BELIZE CITY, Wed., Jan 3, 2018– An audit report of the Public Utilities Commission (PUC) that was leaked to the media, has revealed that the finances of that statutory body have been handled in a grab-tub manner: millions of dollars disappeared, which suggests that the finances of the regulatory body were not scrupulously managed.
The audit report was completed last summer by Cedric Flowers, a Certified Public Accountant, and a copy of its findings has been provided to Prime Minister Dean Barrow, and John Avery, the Chairman of the PUC. The audit covers the period up to the end of March 2017.
In a letter dated August 17, 2017, addressed to PUC Chairman Avery, Flowers questioned the lack of cooperation in providing certain “audit evidence” for which several requests had been made. The letter added, “It is important for us to advise that failure to provide the auditors with complete audit evidence may constitute a limitation of scope which may have implications for our opinion and report.”
In a letter to Flowers, however, the Chief Financial Officer of the PUC insists that “The financial statements referred to above are fairly presented in conformity with International Financial Reporting Standards. We have made available to you all financial records and related data.”
Flowers’ letter to Avery characterized as “unapproved donation,” over $50,000 that the PUC had listed as donations, for which there had been no approval from the Commission. “We noted over $50,000 in donations for which we found no evidence of approval by the Commission. We are seeking specific representation, that those donations were properly authorized by the Commission,” Flowers’ letter told Avery.
In addition to the large sums that were listed as “donation”, the auditors questioned over $70,000 in credit card charges. “We noted over $70,000 in expenditures for credit card purchases which were either unsupported, or lacked appropriate support. We saw no request or authorization for those expenditures before the transactions were initiated,” the letter said.

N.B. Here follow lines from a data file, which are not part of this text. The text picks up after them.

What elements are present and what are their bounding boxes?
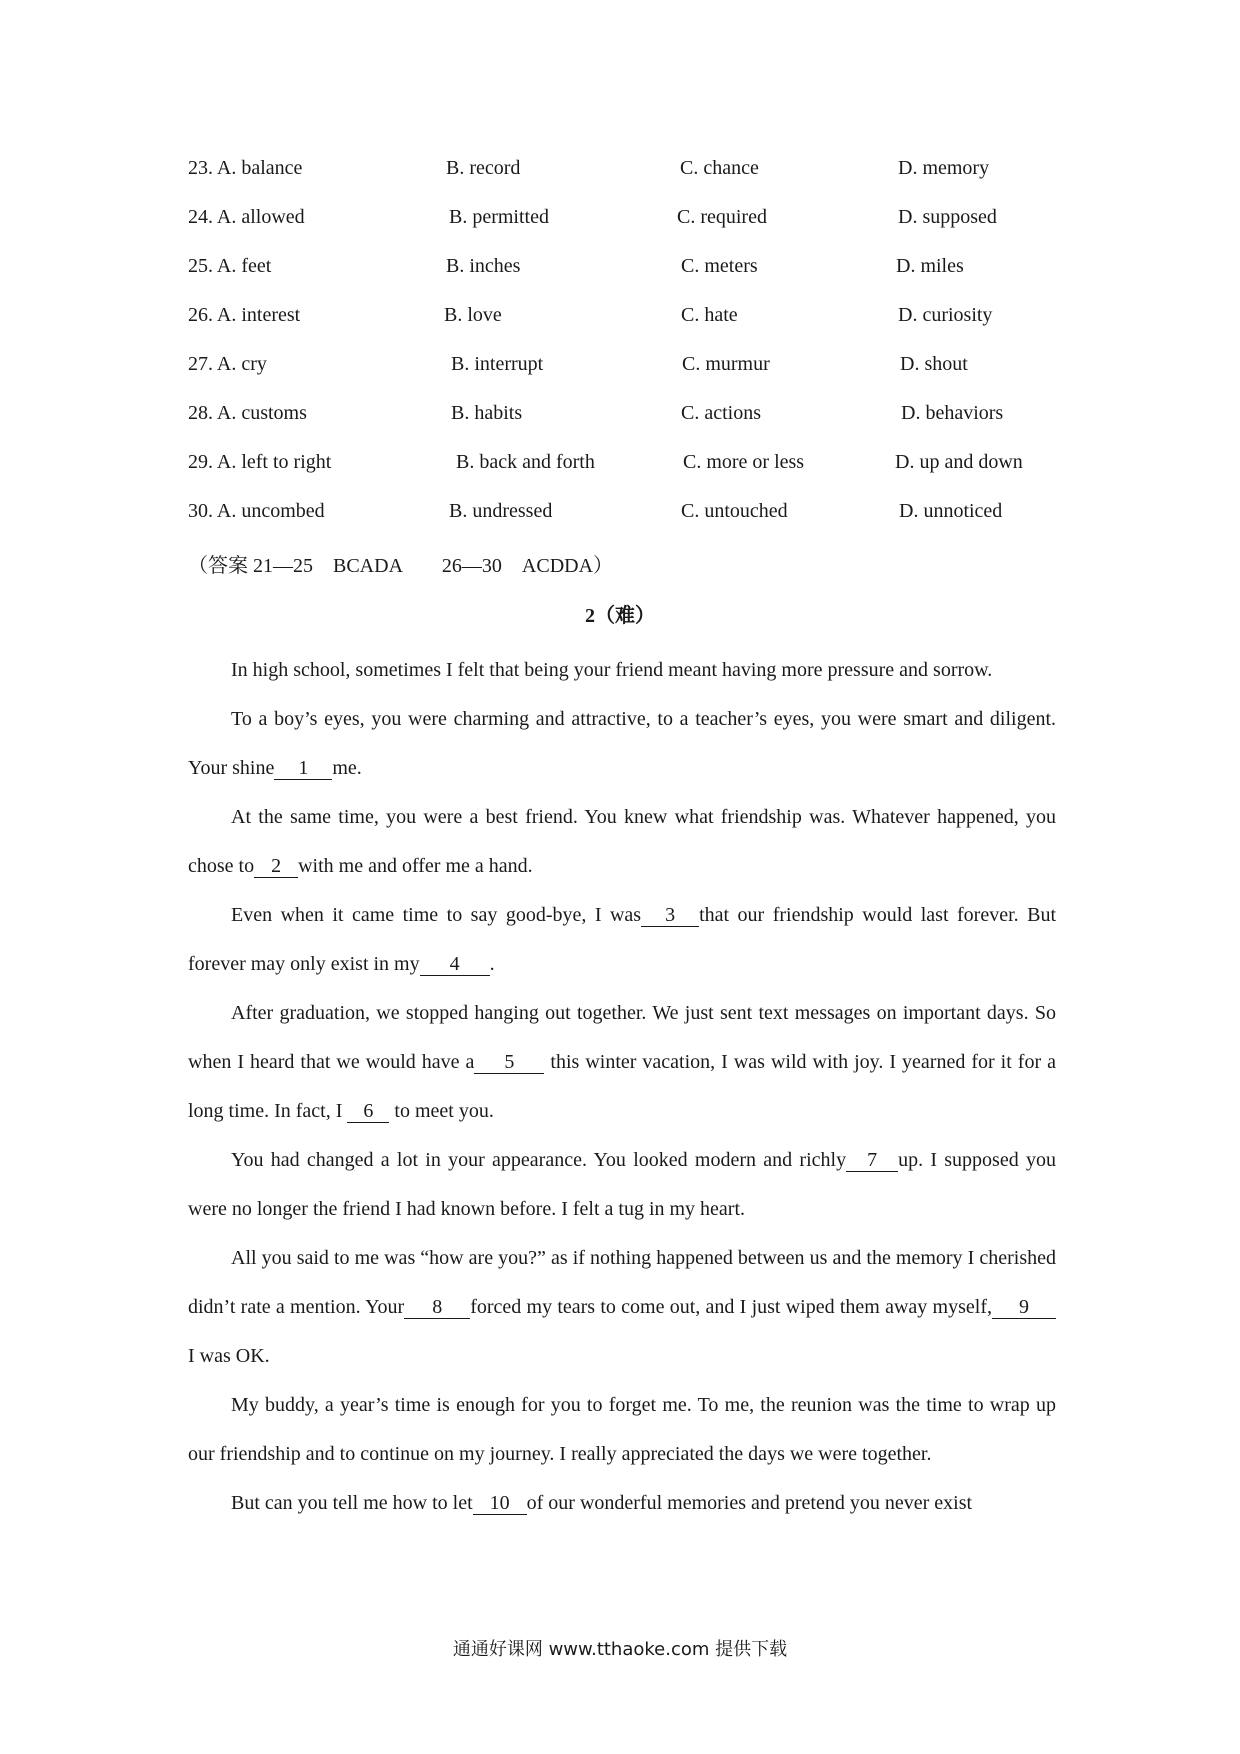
option-row-27: [188, 354, 1088, 403]
paragraph-text: At the same time, you were a best friend. You knew what friendship was. Whatever happened, you chose to: [188, 806, 1056, 877]
option-c: C. actions: [681, 402, 761, 424]
option-row-28: [188, 403, 1088, 452]
option-a: 26. A. interest: [188, 304, 301, 326]
blank-1: 1: [274, 757, 332, 780]
option-d: D. supposed: [898, 206, 997, 228]
option-a: 25. A. feet: [188, 255, 272, 277]
option-a: 24. A. allowed: [188, 206, 305, 228]
option-a: 30. A. uncombed: [188, 500, 325, 522]
answer-options-list: [188, 158, 1088, 550]
option-c: C. untouched: [681, 500, 788, 522]
cloze-passage: [188, 646, 1056, 1528]
option-c: C. meters: [681, 255, 758, 277]
option-d: D. up and down: [895, 451, 1023, 473]
option-a: 28. A. customs: [188, 402, 307, 424]
blank-2: 2: [254, 855, 298, 878]
blank-9: 9: [992, 1296, 1056, 1319]
blank-3: 3: [641, 904, 699, 927]
blank-8: 8: [404, 1296, 470, 1319]
option-a: 27. A. cry: [188, 353, 267, 375]
paragraph-text: to meet you.: [394, 1100, 494, 1122]
section-title: 2（难）: [585, 605, 655, 627]
option-c: C. required: [677, 206, 767, 228]
paragraph-text: To a boy’s eyes, you were charming and attractive, to a teacher’s eyes, you were smart and diligent. Your shine: [188, 708, 1056, 779]
paragraph-text: me.: [332, 757, 362, 779]
option-b: B. habits: [451, 402, 523, 424]
paragraph-text: up. I supposed you were no longer the friend I had known before. I felt a tug in my heart.: [188, 1149, 1056, 1220]
blank-5: 5: [474, 1051, 544, 1074]
option-row-26: [188, 305, 1088, 354]
option-row-24: [188, 207, 1088, 256]
paragraph: [188, 891, 1056, 989]
paragraph-text: All you said to me was “how are you?” as if nothing happened between us and the memory I cherished didn’t rate a mention. Your: [188, 1247, 1056, 1318]
option-c: C. hate: [681, 304, 738, 326]
option-a: 29. A. left to right: [188, 451, 332, 473]
paragraph-text: Even when it came time to say good-bye, I was: [231, 904, 642, 926]
paragraph: [188, 695, 1056, 793]
page-footer: 通通好课网 www.tthaoke.com 提供下载: [452, 1639, 788, 1660]
paragraph: [188, 1479, 1056, 1528]
option-d: D. unnoticed: [899, 500, 1003, 522]
option-d: D. behaviors: [901, 402, 1004, 424]
option-d: D. miles: [896, 255, 964, 277]
option-b: B. undressed: [449, 500, 553, 522]
paragraph: [188, 646, 1056, 695]
option-row-30: [188, 501, 1088, 550]
paragraph-text: of our wonderful memories and pretend you never exist: [526, 1492, 973, 1514]
paragraph-text: .: [489, 953, 495, 975]
paragraph-text: My buddy, a year’s time is enough for you to forget me. To me, the reunion was the time to wrap up our friendship and to continue on my journey. I really appreciated the days we were together.: [188, 1394, 1056, 1465]
paragraph-text: But can you tell me how to let: [231, 1492, 473, 1514]
blank-10: 10: [473, 1492, 527, 1515]
blank-6: 6: [347, 1100, 389, 1123]
option-a: 23. A. balance: [188, 157, 303, 179]
option-b: B. love: [444, 304, 502, 326]
option-c: C. more or less: [683, 451, 805, 473]
paragraph-text: forced my tears to come out, and I just wiped them away myself,: [470, 1296, 992, 1318]
paragraph-text: In high school, sometimes I felt that being your friend meant having more pressure and sorrow.: [231, 659, 993, 681]
option-c: C. chance: [680, 157, 759, 179]
blank-7: 7: [846, 1149, 898, 1172]
paragraph-text: I was OK.: [188, 1345, 270, 1367]
paragraph-text: that our friendship would last forever. But forever may only exist in my: [188, 904, 1057, 975]
option-d: D. shout: [900, 353, 968, 375]
option-row-29: [188, 452, 1088, 501]
paragraph: [188, 1234, 1056, 1381]
paragraph-text: You had changed a lot in your appearance. You looked modern and richly: [231, 1149, 847, 1171]
answer-key: （答案 21—25 BCADA 26—30 ACDDA）: [188, 555, 614, 577]
blank-4: 4: [420, 953, 490, 976]
paragraph: [188, 793, 1056, 891]
option-b: B. inches: [446, 255, 521, 277]
option-row-23: [188, 158, 1088, 207]
paragraph-text: with me and offer me a hand.: [298, 855, 533, 877]
paragraph: [188, 1136, 1056, 1234]
option-b: B. permitted: [449, 206, 549, 228]
paragraph: [188, 989, 1056, 1136]
option-b: B. record: [446, 157, 521, 179]
option-b: B. interrupt: [451, 353, 544, 375]
option-d: D. memory: [898, 157, 990, 179]
paragraph-text: this winter vacation, I was wild with joy. I yearned for it for a long time. In fact, I: [188, 1051, 1056, 1122]
option-c: C. murmur: [682, 353, 770, 375]
paragraph-text: After graduation, we stopped hanging out together. We just sent text messages on important days. So when I heard that we would have a: [188, 1002, 1056, 1073]
option-b: B. back and forth: [456, 451, 595, 473]
option-row-25: [188, 256, 1088, 305]
option-d: D. curiosity: [898, 304, 993, 326]
paragraph: [188, 1381, 1056, 1479]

Apart from the letter to Chairman Avery, there were also the notes and management letter addressed to the Prime Minister. In this document, Flowers noted, “The chairman does not like to receive all licenses but instead allows BEL issues of holding $2.9 million in BEL revenues and not deposited to hide from Financial Secretary as this money is to be used for the PUC building. He noted on his own that he was being stressed by certain commissioners who probably has direct interest in the contract for the building.”
The audit also noted that the budget was not approved as stipulated in the PUC Act; actually, operations in 2016 were carried out without a budget.
For the last 8 years, the auditors noted, the PUC credit card expenses were hovering around $75,000 per year. “As the auditors noted, some of these expenses referred to non-PUC business, e.g., Riverside Tavern, Barcelo Tours, Macy’s, Kahana Boutique, Royal Caribbean Cruise, Perry Ellis etc. $272,000 paid out since 2008 in credit card expenses,” stated Flowers.
The audit found that the ten persons listed as PUC commissioners, and the PUC’s chairman, Avery, were handsomely paid a total of $4,505,694.83 from 2008 to August 2017, when the audit was done. Traveling expenses for PUC commissioners amounted to $1,043,805.10.
Avery was paid $412,841.58 for commission meetings alone. His total earnings from the PUC, which includes travel expenses, was $1,505,509.21.
But what really turned the eyes of people reviewing the audit, were the sums paid out to some persons who functioned solely as commissioners of the PUC. Kimano Barrow, a nephew of Prime Minister Barrow, raked in a whopping $413,250 for meetings and earned a total of $843,067.20. Michael Peyrefitte pulled in $188,248.60 for attending meetings, and total earnings of $438.025.34.
The PUC, according to what was uncovered by the audit, paid $950,000 for 13 acres of land that was purchased from someone named Thomas Shaw. That breaks down to $80,000 per acre. Then it paid another $300,000 for filling 3 out of the 13 acres.
The PUC also paid out over $87,000 for architectural work done by Bernard Santos, who it later fired, and it disbursed an additional $225,000 to a new architect who was hired.
The audit also found that PUC vehicles which were only four years old were disposed of in a fire-sale manner and sold to staff members and commissioners for a pittance of $1,500 and $2,000, when the proper market value could have been obtained.
The PUC gave out $1.1 million in donations since 2008, prompting the auditors to state, “Donations need to be reviewed carefully with proper approval. Some donations approved by the commission were for over $1,000.”